All previous work on lithium-air batteries showed the same phenomenon: the formation of lithium peroxide (Li2O2), a solid precipitate that clogged the pores of the electrode.

In a recent experiment, however, Argonne battery scientists Jun Lu, Larry Curtiss and Khalil Amine, along with American and Korean collaborators, were able to produce stable crystallized lithium superoxide (LiO2) instead of lithium peroxide during battery discharging. Unlike lithium peroxide, lithium superoxide can easily dissociate into lithium and oxygen, leading to high efficiency and good cycle life.

“This discovery really opens a pathway for the potential development of a new kind of battery,” Curtiss said. “Although a lot more research is needed, the cycle life of the battery is what we were looking for.”

The major advantage of a battery based on lithium superoxide, Curtiss and Amine explained, is that it allows, at least in theory, for the creation of a lithium-air battery that consists of what chemists call a “closed system.” Open systems require the consistent intake of extra oxygen from the environment, while closed systems do not, making them safer and more efficient.

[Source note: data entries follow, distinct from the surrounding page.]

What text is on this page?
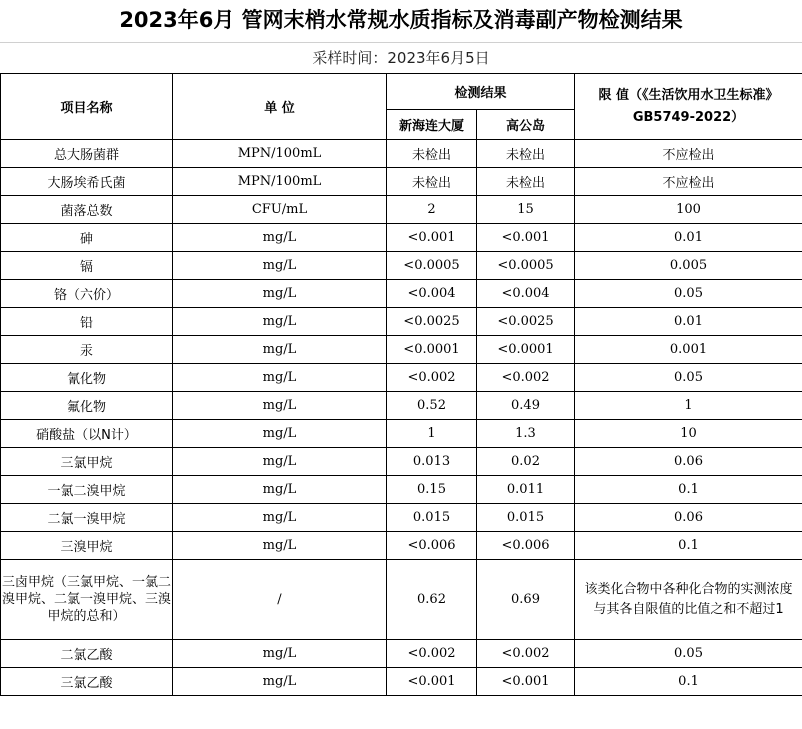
2023年6月 管网末梢水常规水质指标及消毒副产物检测结果
采样时间：2023年6月5日
项目名称	单 位	检测结果		限 值（《生活饮用水卫生标准》GB5749-2022）
		新海连大厦	高公岛	
总大肠菌群	MPN/100mL	未检出	未检出	不应检出
大肠埃希氏菌	MPN/100mL	未检出	未检出	不应检出
菌落总数	CFU/mL	2	15	100
砷	mg/L	<0.001	<0.001	0.01
镉	mg/L	<0.0005	<0.0005	0.005
铬（六价）	mg/L	<0.004	<0.004	0.05
铅	mg/L	<0.0025	<0.0025	0.01
汞	mg/L	<0.0001	<0.0001	0.001
氰化物	mg/L	<0.002	<0.002	0.05
氟化物	mg/L	0.52	0.49	1
硝酸盐（以N计）	mg/L	1	1.3	10
三氯甲烷	mg/L	0.013	0.02	0.06
一氯二溴甲烷	mg/L	0.15	0.011	0.1
二氯一溴甲烷	mg/L	0.015	0.015	0.06
三溴甲烷	mg/L	<0.006	<0.006	0.1
三卤甲烷（三氯甲烷、一氯二溴甲烷、二氯一溴甲烷、三溴甲烷的总和）	/	0.62	0.69	该类化合物中各种化合物的实测浓度与其各自限值的比值之和不超过1
二氯乙酸	mg/L	<0.002	<0.002	0.05
三氯乙酸	mg/L	<0.001	<0.001	0.1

“The stabilization of the superoxide phase could lead to developing a new closed battery system based on lithium superoxide, which has the potential of offering truly five times the energy density of lithium ion,” Amine said.

Curtiss and Lu attributed the growth of the lithium superoxide to the spacing of iridium atoms in the electrode used in the experiment. “It looks like iridium will serve as a good template for the growth of superoxide,” Curtiss said.

“However, this is just an intermediate step,” Lu added. “We have to learn how to design catalysts to understand exactly what’s involved in lithium-air batteries.”

The researchers confirmed the lack of lithium peroxide by using X-ray diffraction provided by the Advanced Photon Source, a DOE Office of Science User Facility located at Argonne. They also received allocations of time on the Mira supercomputer at the Argonne Leadership Computing Facility, which is also a DOE Office of Science User Facility. The researchers also performed some of the work at Argonne’s Center for Nanoscale Materials, which is also a DOE Office of Science User Facility.

The work was funded by the DOE’s Office of Energy Efficiency and Renewable Energy and Office of Science.